Le problème auquel sont confrontés les Gay Games n’est pas seulement un problème de principe – les athlètes LGBTQ et les autres personnes assistant aux jeux sont en danger. La nouvelle loi sur la sécurité nationale permet aux autorités de poursuivre quiconque – y compris les étrangers – pour des infractions commises à l’étranger, y compris ce qu’ils disent sur les réseaux sociaux. Si les athlètes expriment des opinions que les autorités trouvent répréhensibles, ils peuvent être arrêtés à leur arrivée à Hong Kong. Ou empêché de partir. Voilà pour « l’égalité ».

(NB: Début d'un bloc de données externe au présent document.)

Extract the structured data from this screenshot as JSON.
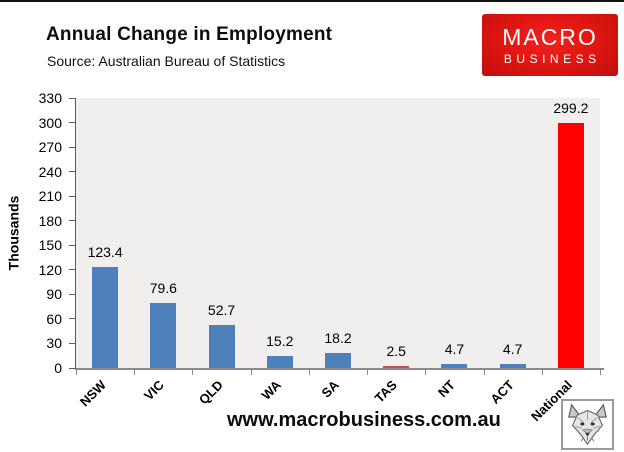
{
  "header": {
    "title": "Annual Change in Employment",
    "source": "Source: Australian Bureau of Statistics"
  },
  "logo": {
    "line1": "MACRO",
    "line2": "BUSINESS",
    "bg_color": "#dd1511",
    "text_color": "#ffffff"
  },
  "chart_data": {
    "type": "bar",
    "title": "Annual Change in Employment",
    "source_note": "Source: Australian Bureau of Statistics",
    "ylabel": "Thousands",
    "xlabel": "",
    "categories": [
      "NSW",
      "VIC",
      "QLD",
      "WA",
      "SA",
      "TAS",
      "NT",
      "ACT",
      "National"
    ],
    "values": [
      123.4,
      79.6,
      52.7,
      15.2,
      18.2,
      2.5,
      4.7,
      4.7,
      299.2
    ],
    "value_labels": [
      "123.4",
      "79.6",
      "52.7",
      "15.2",
      "18.2",
      "2.5",
      "4.7",
      "4.7",
      "299.2"
    ],
    "bar_colors": [
      "#4d80bb",
      "#4d80bb",
      "#4d80bb",
      "#4d80bb",
      "#4d80bb",
      "#c0504d",
      "#4d80bb",
      "#4d80bb",
      "#ff0000"
    ],
    "ylim": [
      0,
      330
    ],
    "ytick_step": 30,
    "grid": false,
    "legend": "none",
    "plot_bg": "#f0efee",
    "accent_blue": "#4d80bb",
    "accent_red": "#ff0000",
    "accent_muted_red": "#c0504d"
  },
  "footer": {
    "website": "www.macrobusiness.com.au"
  },
  "icons": {
    "wolf_logo": "wolf-head-logo"
  }
}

Pendant ce temps, les organisateurs des Gay Games perroient activement la propagande chinoise, tweetant récemment des lignes du gouvernement chinois détenu et exploité Quotidien de la Chine disant que les jeux uniraient la «société fracturée» de Hong Kong.
Heureusement, il n’est pas trop tard. La Fédération des Gay Games devrait agir rapidement pour déplacer les premiers Gay Games en Asie dans une autre ville qui défend l’égalité, les droits civils et les valeurs qui nous sont chères en tant que communauté LGBTQ. Par exemple, Taipei, Séoul ou Sydney seraient toutes des options.
En avril de cette année, la militante de Hong Kong, Margaret Ng, une ancienne députée de 73 ans, a été jugée pour avoir participé à une manifestation pacifique. Lors de son audience de détermination de la peine, elle a averti : « Quand le peuple, en dernier ressort, a dû exprimer collectivement son angoisse et exhorter le gouvernement à répondre… Je dois être prêt à être avec eux, à les soutenir et à les défendre. Sinon, tous mes engagements et promesses ne seraient que des mots vides de sens.
Il en va de même pour la communauté LGBTQ mondiale. La communauté LGBTQ mondiale parle d’égalité, de justice sociale et de lutte contre la discrimination, mais si nous haussons les épaules et apportons notre soutien au-delà de l’attaque contre l’état de droit et la justice à Hong Kong, alors nos mots ne sont que cela – des mots.
Comme ce serait tragique si un demi-siècle après les émeutes de Stonewall, la communauté gay devait renoncer aux principes pour lesquels d’autres se sont battus si chèrement. Croyons-nous vraiment à l’égalité? Si c’est le cas, faisons en sorte que les Gay Games comptent. Faisons un pas pour l’égalité et faisons-les sortir de Hong Kong.
Adam Nelson est conseiller principal au National Democratic Institute à Washington, DC.